Tras la detención de Erraji se puso en marcha una tímida campaña para pedir su libertad en la que participaron unas 3.000 personas de diversos países. Este y otro tipo de protestas, como la huelga de hambre de algunos blogueros marroquíes, tuvieron su punto central en Marruecos, pero se extendieron a otros países, principalmente Francia, Canadá, Estados Unidos y España. Si las protestas seguían creciendo, la condena a Erraji se podía convertir en un asunto muy incómodo para Mohamed VI, un monarca con una fama ganada a pulso de ser poco respetuoso con la libertad de expresión.

Esta ha sido, sin duda alguna, una victoria de la movilización en internet a favor de la libertad. Pero tan sólo una victoria parcial. En Marruecos siguen vigente la normativa que permitió encarcelar a Erraji, y decenas de ciberdisidentes sufren prisión en varios países del mundo, entre los que destaca China.
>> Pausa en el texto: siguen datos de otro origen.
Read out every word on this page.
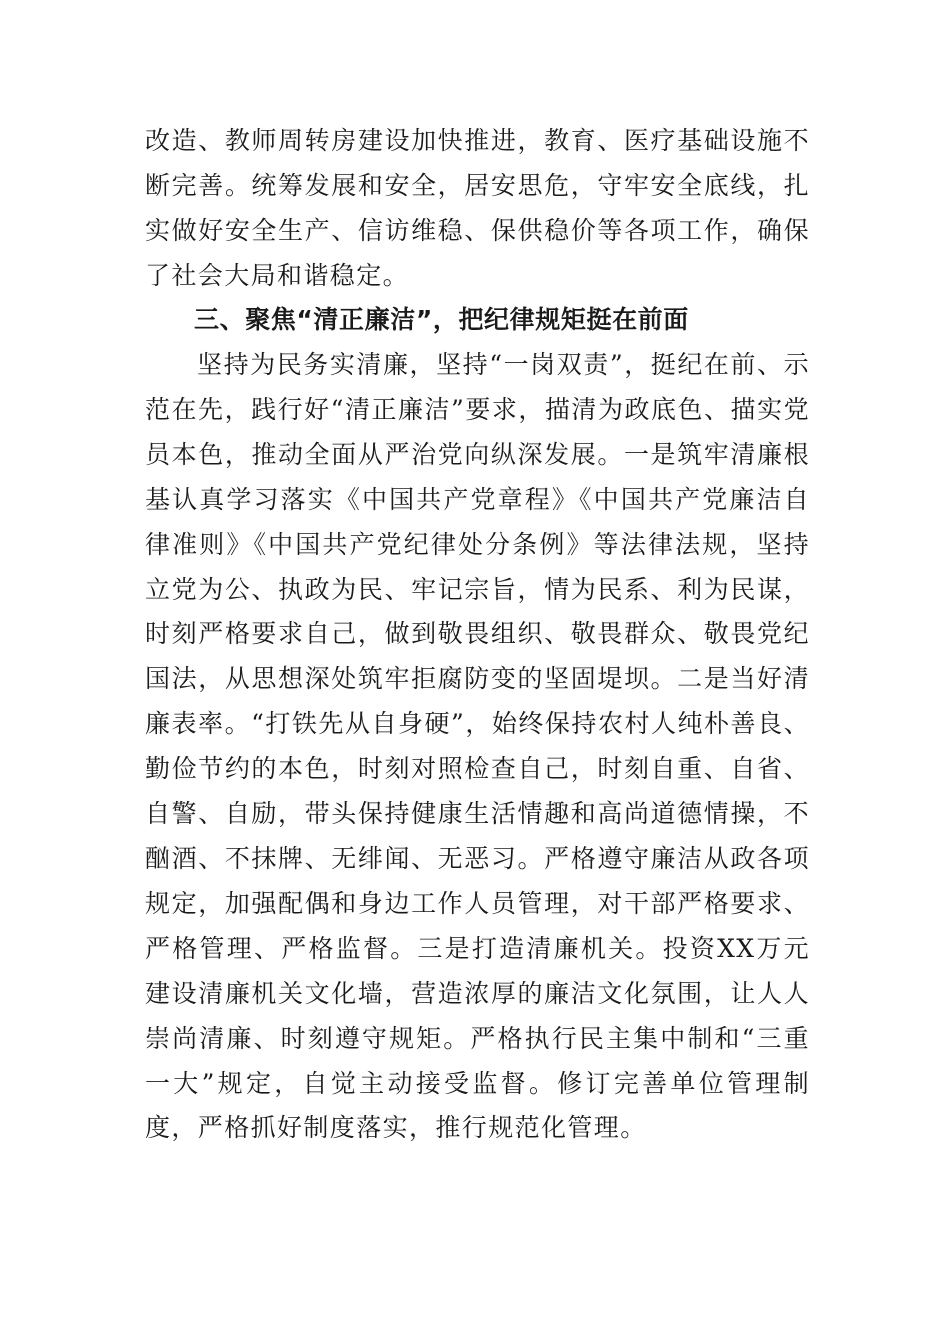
改造、教师周转房建设加快推进，教育、医疗基础设施不断完善。统筹发展和安全，居安思危，守牢安全底线，扎实做好安全生产、信访维稳、保供稳价等各项工作，确保了社会大局和谐稳定。

三、聚焦“清正廉洁”，把纪律规矩挺在前面

坚持为民务实清廉，坚持“一岗双责”，挺纪在前、示范在先，践行好“清正廉洁”要求，描清为政底色、描实党员本色，推动全面从严治党向纵深发展。一是筑牢清廉根基认真学习落实《中国共产党章程》《中国共产党廉洁自律准则》《中国共产党纪律处分条例》等法律法规，坚持立党为公、执政为民、牢记宗旨，情为民系、利为民谋，时刻严格要求自己，做到敬畏组织、敬畏群众、敬畏党纪国法，从思想深处筑牢拒腐防变的坚固堤坝。二是当好清廉表率。“打铁先从自身硬”，始终保持农村人纯朴善良、勤俭节约的本色，时刻对照检查自己，时刻自重、自省、自警、自励，带头保持健康生活情趣和高尚道德情操，不酗酒、不抹牌、无绯闻、无恶习。严格遵守廉洁从政各项规定，加强配偶和身边工作人员管理，对干部严格要求、严格管理、严格监督。三是打造清廉机关。投资XX万元建设清廉机关文化墙，营造浓厚的廉洁文化氛围，让人人崇尚清廉、时刻遵守规矩。严格执行民主集中制和“三重一大”规定，自觉主动接受监督。修订完善单位管理制度，严格抓好制度落实，推行规范化管理。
Mientras esto no cambie, y mientras haya gobiernos que controlan la red o incluso que impidan que los ciudadanos accedan a ella, internet estará todavía lejos de ser libre.

La libertad de expresión a través de la red no es más importante que por otros canales, como la prensa o las conversaciones tomando un café, pero su estado suele ser un buen termómetro para medir como se encuentra en los demás ámbitos de un país. Sin embargo, sí que es más peligrosa para los gobiernos autoritarios de todo signo, puesto que es más difícil de controlar que un periódico o una radio y permite que quienes antes tan sólo podían hablar con unos pocos ahora puedan hacer llegar su mensaje a miles.